兄に殺されたいⅨ籠と、弟を生かしたいアーミィの心境話。


 やはり、こうなるんだろうなぁと思っていた。
 指一本動かせない身体は、鈍い思考で浅い呼吸をするので精一杯だった。
 薄々、感じていたし知っていた。でもその事実に直面するまで、絶対に考えたくなかったから、忘れたふりをしていた。
 オリジナルには勝てない。それは造られて、生きてきた今までの全てが無意味であった事を証明するのに、十分過ぎた。
「Ⅸ籠、組織を出て僕と一緒に行かない? お願いだから」
 兄は意地悪だ。生きる意味を奪っておいて、生かそうとする。大好きで憎たらしい兄のお願いなんて、応じられるはず無い。
 生き永らえる事に、意味なんてない。オリジナルを殺す為に造られたのに、そのオリジナルを超えられなかったのなら、殺せなかったのなら、もう存在意義なんて無いのだから。オレは8番目までの造られた兄たちと同じに、成功作では無くなった。組織を裏切らない忠実なアーミィにならないといけなかったのに、その代用品にすらなれなかった。
 返事をしないでいると、兄は目を細めた。
「Ⅸ籠」
 促す呼び声。聞きたい答えが自分の中で決まっているくせに、兄はいつもそれを言わせようとする。昔からそうだ。オレとは違う方向に歪んだ性格をしてる。大好きで、大嫌い。
 身体の痛みよりも、兄の求めるような表情のほうが痛く感じたのは、もう兄に対して何もかも諦めてしまったからかもしれない。諦めたと分かったら、何だか気が楽になった気がした。
「あの2人、最期に残した言葉は「生きろ」だったけど、Ⅸ籠はそれを無視するのか?」
 くそ兄貴。それを言うなんて酷い。オレを煽ってるつもりか。本当に、本当に、意地が悪い。これ以上、オレから何を奪いたいんだ。もうオレには何も残ってないのに。

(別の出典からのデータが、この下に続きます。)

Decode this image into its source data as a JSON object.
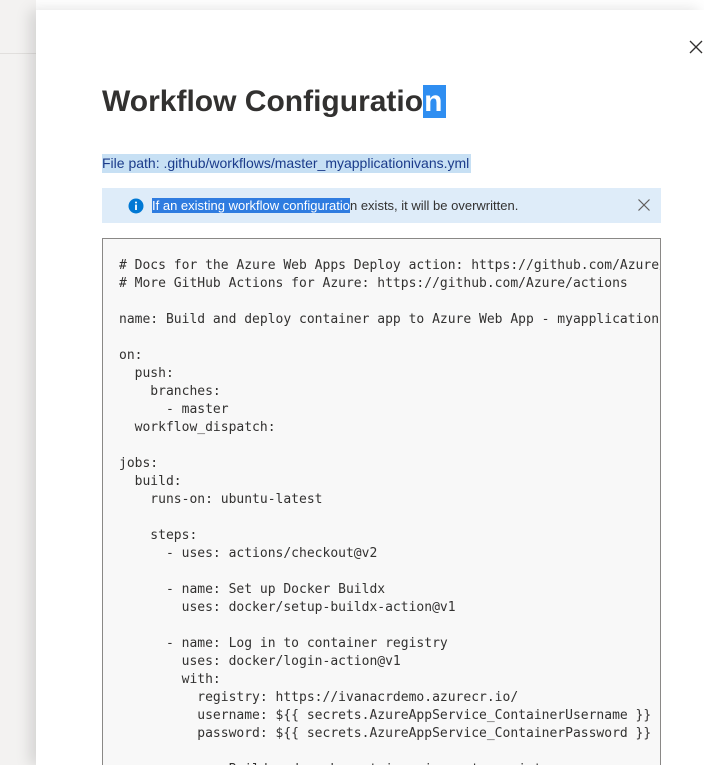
{
  "dialog": {
    "title_main": "Workflow Configuratio",
    "title_selected": "n",
    "file_path": "File path: .github/workflows/master_myapplicationivans.yml",
    "info": {
      "selected_text": "If an existing workflow configuratio",
      "rest_text": "n exists, it will be overwritten."
    }
  },
  "code_lines": [
    "# Docs for the Azure Web Apps Deploy action: https://github.com/Azure/webapps-deploy",
    "# More GitHub Actions for Azure: https://github.com/Azure/actions",
    "",
    "name: Build and deploy container app to Azure Web App - myapplicationivans",
    "",
    "on:",
    "  push:",
    "    branches:",
    "      - master",
    "  workflow_dispatch:",
    "",
    "jobs:",
    "  build:",
    "    runs-on: ubuntu-latest",
    "",
    "    steps:",
    "      - uses: actions/checkout@v2",
    "",
    "      - name: Set up Docker Buildx",
    "        uses: docker/setup-buildx-action@v1",
    "",
    "      - name: Log in to container registry",
    "        uses: docker/login-action@v1",
    "        with:",
    "          registry: https://ivanacrdemo.azurecr.io/",
    "          username: ${{ secrets.AzureAppService_ContainerUsername }}",
    "          password: ${{ secrets.AzureAppService_ContainerPassword }}",
    "",
    "      - name: Build and push container image to registry"
  ],
  "icons": {
    "close": "close-icon",
    "info": "info-icon",
    "dismiss": "dismiss-icon"
  },
  "colors": {
    "selection": "#2f8ef1",
    "filepath_highlight": "#c7e0f4",
    "info_bar": "#deecf9",
    "info_icon": "#0078d4"
  }
}
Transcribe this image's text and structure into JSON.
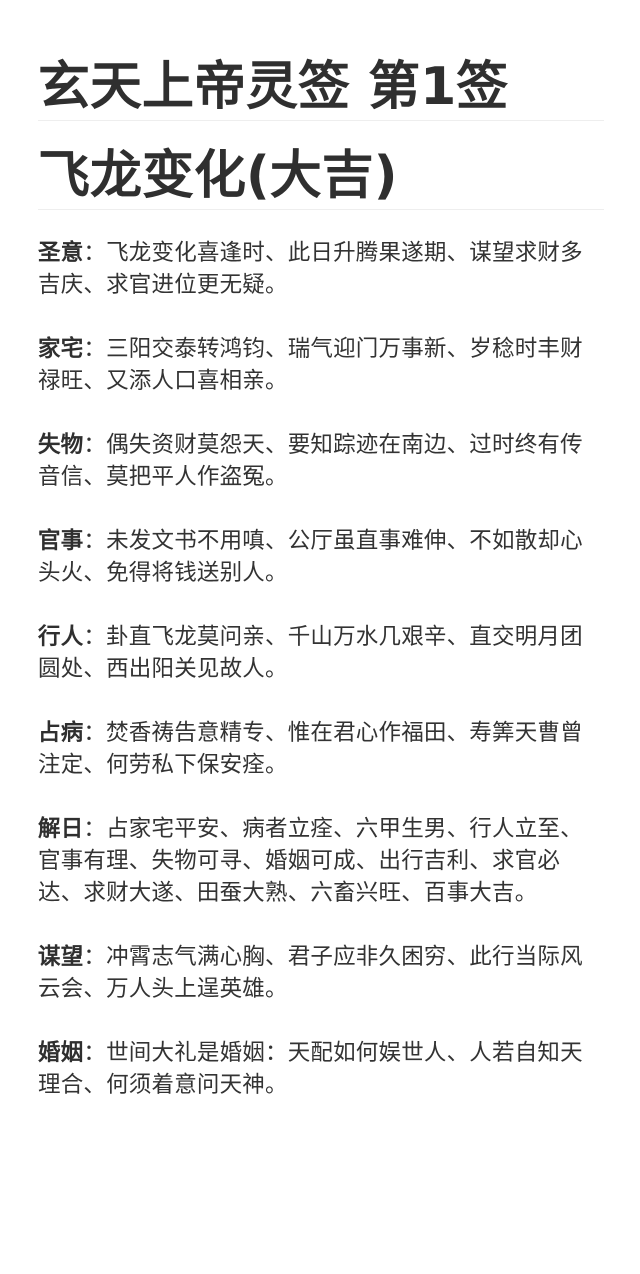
{
  "title": "玄天上帝灵签 第1签",
  "subtitle": "飞龙变化(大吉)",
  "separator": "：",
  "entries": [
    {
      "label": "圣意",
      "text": "飞龙变化喜逢时、此日升腾果遂期、谋望求财多吉庆、求官进位更无疑。"
    },
    {
      "label": "家宅",
      "text": "三阳交泰转鸿钧、瑞气迎门万事新、岁稔时丰财禄旺、又添人口喜相亲。"
    },
    {
      "label": "失物",
      "text": "偶失资财莫怨天、要知踪迹在南边、过时终有传音信、莫把平人作盗冤。"
    },
    {
      "label": "官事",
      "text": "未发文书不用嗔、公厅虽直事难伸、不如散却心头火、免得将钱送别人。"
    },
    {
      "label": "行人",
      "text": "卦直飞龙莫问亲、千山万水几艰辛、直交明月团圆处、西出阳关见故人。"
    },
    {
      "label": "占病",
      "text": "焚香祷告意精专、惟在君心作福田、寿筭天曹曾注定、何劳私下保安痊。"
    },
    {
      "label": "解日",
      "text": "占家宅平安、病者立痊、六甲生男、行人立至、官事有理、失物可寻、婚姻可成、出行吉利、求官必达、求财大遂、田蚕大熟、六畜兴旺、百事大吉。"
    },
    {
      "label": "谋望",
      "text": "冲霄志气满心胸、君子应非久困穷、此行当际风云会、万人头上逞英雄。"
    },
    {
      "label": "婚姻",
      "text": "世间大礼是婚姻：天配如何娱世人、人若自知天理合、何须着意问天神。"
    }
  ]
}
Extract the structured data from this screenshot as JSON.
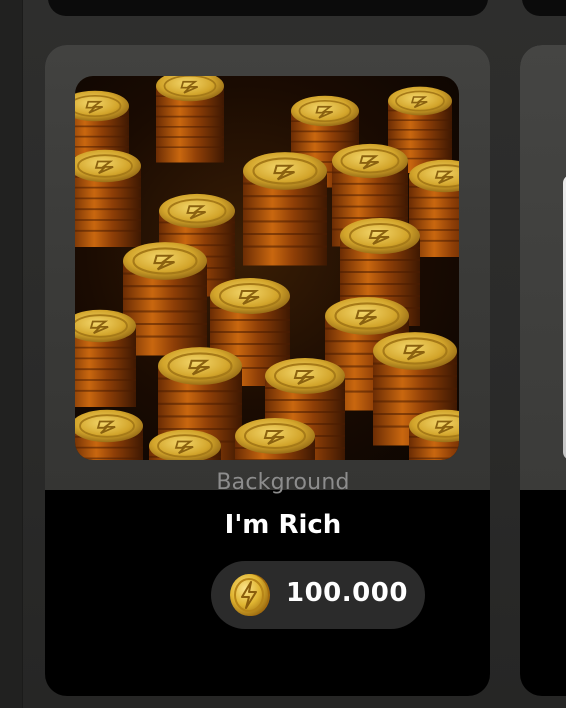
{
  "card": {
    "category": "Background",
    "title": "I'm Rich",
    "price": "100.000",
    "thumbnail_icon": "gold-coin-stacks-image",
    "price_icon": "lightning-coin-icon",
    "colors": {
      "card_bg": "#000000",
      "thumb_panel": "#3f3f3d",
      "category_text": "#8d8d8d",
      "title_text": "#ffffff",
      "price_pill": "#2b2b2b",
      "coin_gold": "#e0b531"
    }
  }
}
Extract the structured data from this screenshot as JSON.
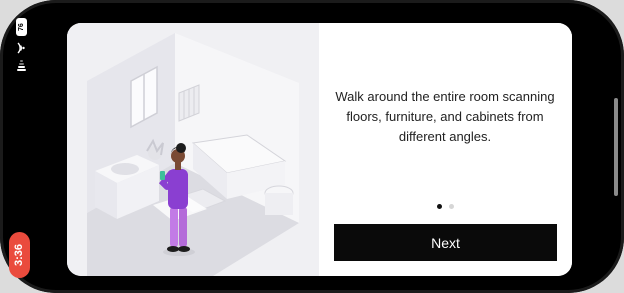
{
  "status_bar": {
    "battery_level": "76",
    "time": "3:36",
    "icons": [
      "battery-icon",
      "wifi-icon",
      "cellular-signal-icon"
    ]
  },
  "onboarding": {
    "illustration": "room-scanning-illustration",
    "instruction": "Walk around the entire room scanning floors, furniture, and cabinets from different angles.",
    "page_indicator": {
      "current": 1,
      "total": 2
    },
    "next_label": "Next"
  },
  "colors": {
    "button_bg": "#0a0a0a",
    "time_pill": "#ea4b3d",
    "figure_shirt": "#8a3fd1",
    "figure_pants": "#c27be6"
  }
}
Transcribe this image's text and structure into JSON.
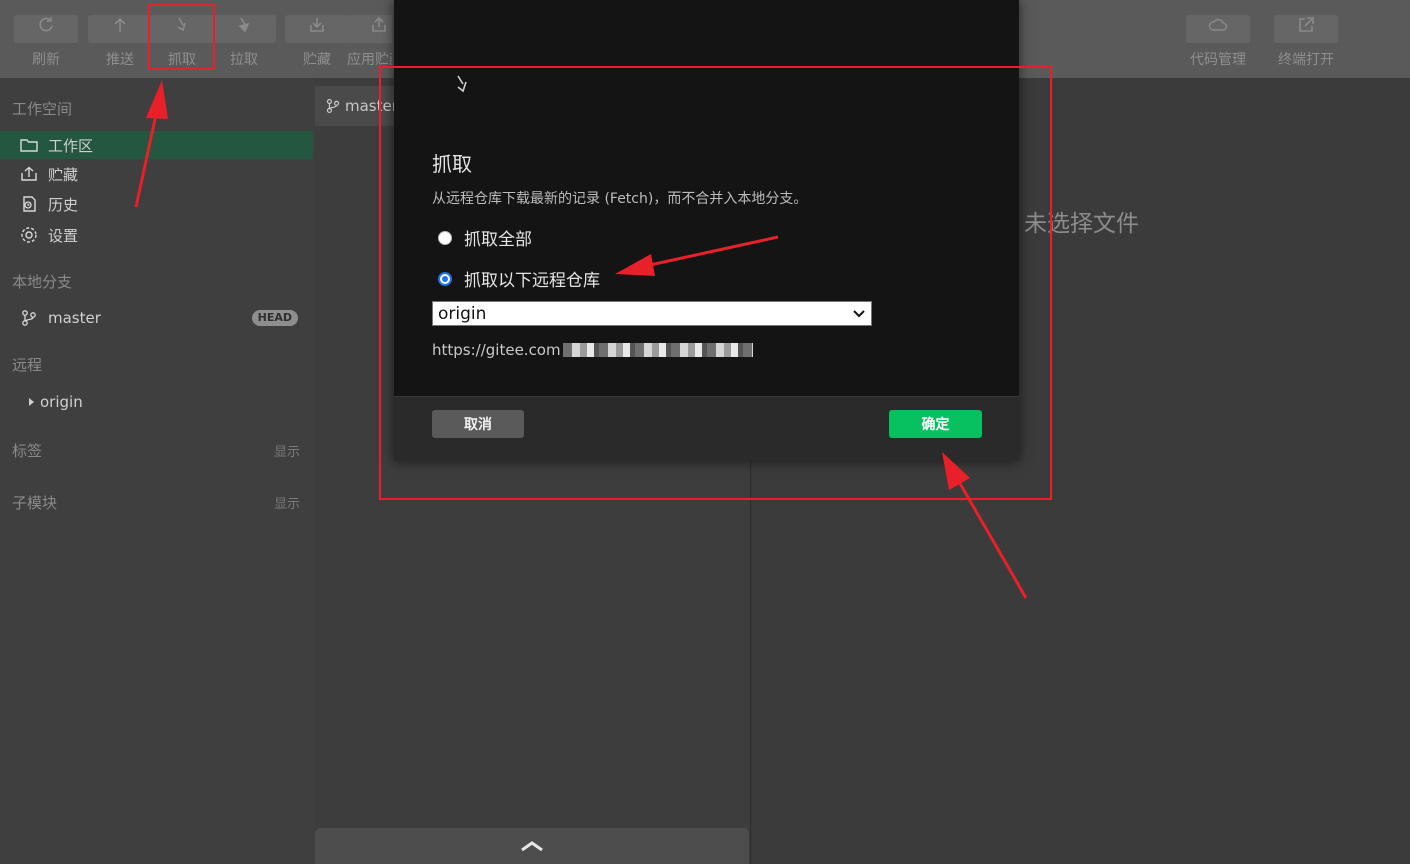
{
  "toolbar": {
    "refresh": "刷新",
    "push": "推送",
    "fetch": "抓取",
    "pull": "拉取",
    "stash": "贮藏",
    "apply_stash": "应用贮藏",
    "code_manage": "代码管理",
    "terminal_open": "终端打开"
  },
  "sidebar": {
    "workspace_title": "工作空间",
    "items": [
      "工作区",
      "贮藏",
      "历史",
      "设置"
    ],
    "local_branches_title": "本地分支",
    "branch_name": "master",
    "head_badge": "HEAD",
    "remotes_title": "远程",
    "remote_name": "origin",
    "tags_title": "标签",
    "tags_toggle": "显示",
    "submodules_title": "子模块",
    "submodules_toggle": "显示"
  },
  "middle": {
    "branch_tab": "master"
  },
  "right": {
    "empty_hint": "未选择文件"
  },
  "dialog": {
    "title": "抓取",
    "description": "从远程仓库下载最新的记录 (Fetch)，而不合并入本地分支。",
    "option_all": "抓取全部",
    "option_selected": "抓取以下远程仓库",
    "selected_option": "option_selected",
    "remote_value": "origin",
    "remote_url_prefix": "https://gitee.com",
    "cancel_label": "取消",
    "confirm_label": "确定"
  },
  "colors": {
    "accent_green": "#07c160",
    "active_nav": "#23573f",
    "annotation_red": "#e8202a",
    "radio_blue": "#1a73e8"
  }
}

 兄を嫌いになりたくなくて目を閉じた。このまま、好きでいられる内に終わらせて。
 オレの事まだ好きでいてくれるなら、早く殺してよ。
 
 
◆◇◆◇◆
 
 
 
 弟は、完全に戦闘不能になるまで一歩も退かなかった。
 ここまで強かったのには驚いたし、夜明けまで耐えられなかったら僕の方がやられてたかもしれない。
「Ⅸ籠、組織を出て僕と一緒に行かない? お願いだから」
 もうここまでしたんだから、いい加減に組織から解放されてもいいのに。この弟は、一体何に捕らわれているんだろう。組織に忠誠を誓うほどの何かがあるのか、それとも弱みでも握られているのか。
 言ってくれればいいのに。教えてくれればいいのに。大切な弟をここまで捕らえて離さない国家が憎たらしい。こんな事を続けさせるあの組織が忌々しい。Ⅸ籠がいいと言うのなら、あの組織を壊滅させるくらい、あの工業国家をもう一度滅ぼすくらい、僕にはできるのに。
「Ⅸ籠」
 名を呼んでも返事をしてくれない。僕では、駄目なんだろうか。
 それなら。
「あの2人、最期に残した言葉は「生きろ」だったけど、Ⅸ籠はそれを無視するのか?」
 Ⅸ籠の部下はとても強くて、Ⅸ籠の事を大切にしてくれてた。Ⅸ籠も心から信頼していたはず。そんな2人の最期の言葉くらい、叶えてあげてよ。
 Ⅸ籠は少しだけ目を大きくしたけど、返答をする様子は無かった。何を考えているのか、昔のⅨ籠だったらすぐに分かったのに、離れてた時間が長すぎた。何よりも大事な弟なのに、こんなに遠い存在になっていたなんて、夢にも思っていなかった。
 いっその事、このまま動けないⅨ籠を連れ去るのもひとつの方法だと考えたけれど、Ⅸ籠のためを思えばそれは最善の判断ではない。
 これ以上、Ⅸ籠に嫌われたくない。
 Ⅸ籠が目を閉じるのを見て、寒気がした。
 殺されるつもりでいる。そんな事できるはずない。絶対にしたくない。
 諦めるくらいなら、僕の事を信じてよ。